Topology topology = TopologyBuilder.start(AppType.KafkaStreams, "spark-streaming-wordcount")
        .withTopic(inputTopic)
        .withDescription("Raw lines of text")
        .withRepresentation(Representation.TABLE)
        .endNode()
        .withNode("split", NodeType.SPLIT)
        .withDescription("Split lines into words")
        .withRepresentation(Representation.TABLE)
        .withParent(inputTopic)
        .endNode()
        .withNode("groupby", NodeType.GROUPBY)
        .withDescription("Group by word")
        .withRepresentation(Representation.TABLE)
        .withParent("split")
        .endNode()
        .withNode("count", NodeType.COUNT)
        .withDescription("Count instances of each word")
        .withRepresentation(Representation.TABLE)
        .withParent("groupby")
        .endNode()
        .withTopic(outputTopic)
        .withParent("count")
        .withDescription("Write output to the output topic")
        .withRepresentation(Representation.TABLE)
        .endNode()
        .build();

Notice that when we first create the builder, we supply the type and the name of the application we are building. These are displayed in the UI and are useful when there are multiple topologies to be rendered.

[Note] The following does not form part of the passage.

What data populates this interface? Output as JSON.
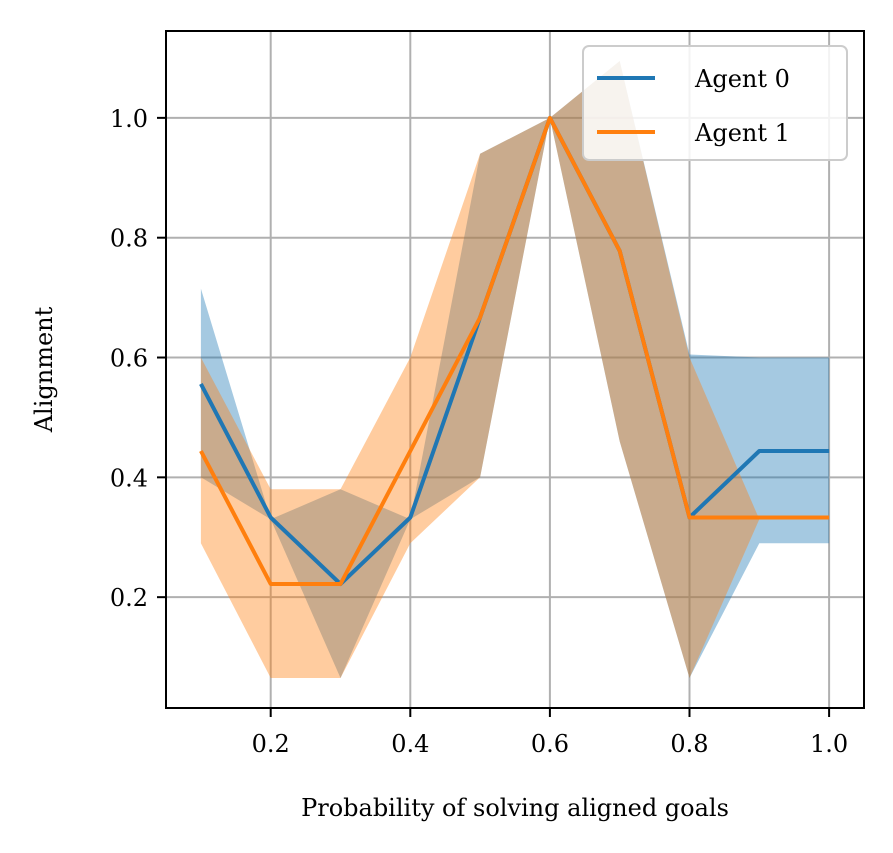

Also, look at the first node. This does not declare a parent, which is because it is an input topic and therefore has no upstream dependencies. The rest of the nodes declare the previous node as a parent.

Submitting the Topology

To submit the topology to Lenses, we must create an instance of the TopologyClient. To do this, we use the static build method on the KafkaTopologyClient class that requires typical Kafka producer properties. This particular implementation sends the topologies via Kafka topics for persistence:

Properties topologyProps = new Properties();
topologyProps.put(ProducerConfig.BOOTSTRAP_SERVERS_CONFIG, "localhost:9092");
/* Customize the target topics. If so, make sure `lenses.topics.external.topology` and
`lenses.topics.external.metrics` are set accordingly.

topologyProps.put("lenses.topics.topology", "_lenses_topology");
topologyProps.put("lenses.topics.metrics", "_lenses_topology_metrics");
*/

TopologyClient client = KafkaTopologyClient.create(topologyProps);
client.register(topology);

After submission, the Lenses UI will display the topology. In the following screenshot you can see three topologies that have been submitted, each one reading from a shared input topic but writing to an individual output topic:

../../_images/topology.png

And in the next screenshot you can see the focus on an individual app. Notice that each stage in the app is represented in the lower half of the screen:

../../_images/topology_zoom_in.png

To remove a topology - usually once the stream has been closed or the app terminated - we can use the delete() method on the client:

client.delete(topology);

Important

To configure the target topics for topology and metrics set the lenses.topics.external.topology and lenses.topics.external.metrics to the topics required and make sure Lenses configuration is in sync with these values. If the values are not set, they default to __topology and __topology__metrics.